Y así es como pasamos de la Unidad al mejor ejemplo de derechos de autor espirituales.


Donde antes creíamos ser Uno, ahora dividimos, fragmentamos y diseccionamos la realidad para ver quién tiene derecho a qué.

Como si el amor pudiera realmente poseerse…


¿Pagar regalías a Dios?


Si seguimos la lógica de Un Curso de Milagros, cualquier idea que venga del Espíritu debería ser de libre acceso. Sin patentes, sin derechos de autor, sin egos peleando por quién “creó” qué.

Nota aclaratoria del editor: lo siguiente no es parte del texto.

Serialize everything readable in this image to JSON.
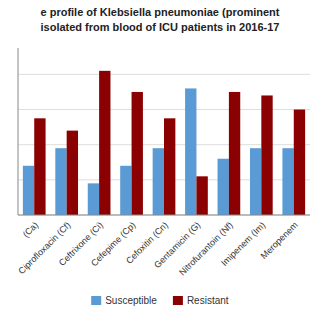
{
  "chart_data": {
    "type": "bar",
    "title": "e profile of Klebsiella pneumoniae (prominent",
    "subtitle": "isolated from blood of ICU patients in 2016-17",
    "categories": [
      "(Ca)",
      "Ciprofloxacin (Cf)",
      "Ceftrixone (Ci)",
      "Cefepime (Cp)",
      "Cefoxitin (Cn)",
      "Gentamicin (G)",
      "Nitrofurantoin (Nf)",
      "Imipenem (Im)",
      "Meropenem"
    ],
    "series": [
      {
        "name": "Susceptible",
        "color": "#5b9bd5",
        "values": [
          28,
          38,
          18,
          28,
          38,
          72,
          32,
          38,
          38
        ]
      },
      {
        "name": "Resistant",
        "color": "#8b0000",
        "values": [
          55,
          48,
          82,
          70,
          55,
          22,
          70,
          68,
          60
        ]
      }
    ],
    "ylim": [
      0,
      95
    ],
    "yticks": [
      0,
      20,
      40,
      60,
      80
    ],
    "grid": true,
    "legend": "bottom",
    "tick_labels": "x"
  }
}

Y en ese caso, tal vez deberíamos pensar en pagar algunas regalías al Autor Original, ¿no? Pero buenas noticias: Dios solo acepta el Amor como pago.

Así que, en lugar de registrar patentes, podríamos simplemente recordar que la verdadera creación es la que se comparte sin límites.

“Dar y recibir son en verdad lo mismo.” (Lección 108.6)

¿Y si, en lugar de reclamar nuestras creaciones como “mías”, simplemente las ofreciéramos, sabiendo que nunca nos pertenecieron realmente?

¿Qué pasaría si finalmente reconociéramos que no somos autores, sino instrumentos a través de los cuales el Espíritu se expresa?

Pues… no habría más conflictos. Ni más ansiedad por el robo de ideas. Ni más lucha por poseer algo que no puede ser poseído.

Solo existiría el puro placer de crear y compartir, sin miedo y sin apego.

Entonces, ¿quién es el autor?

Quizás, en el fondo, nunca ha habido uno. Tal vez la Unidad se canta a sí misma a través de nosotros, y nuestro único papel es armonizarnos con ella.

Y si ese es el caso, entonces lo único que realmente merece un derecho de autor es el Amor.

Y eso, amigo mío, es dominio público.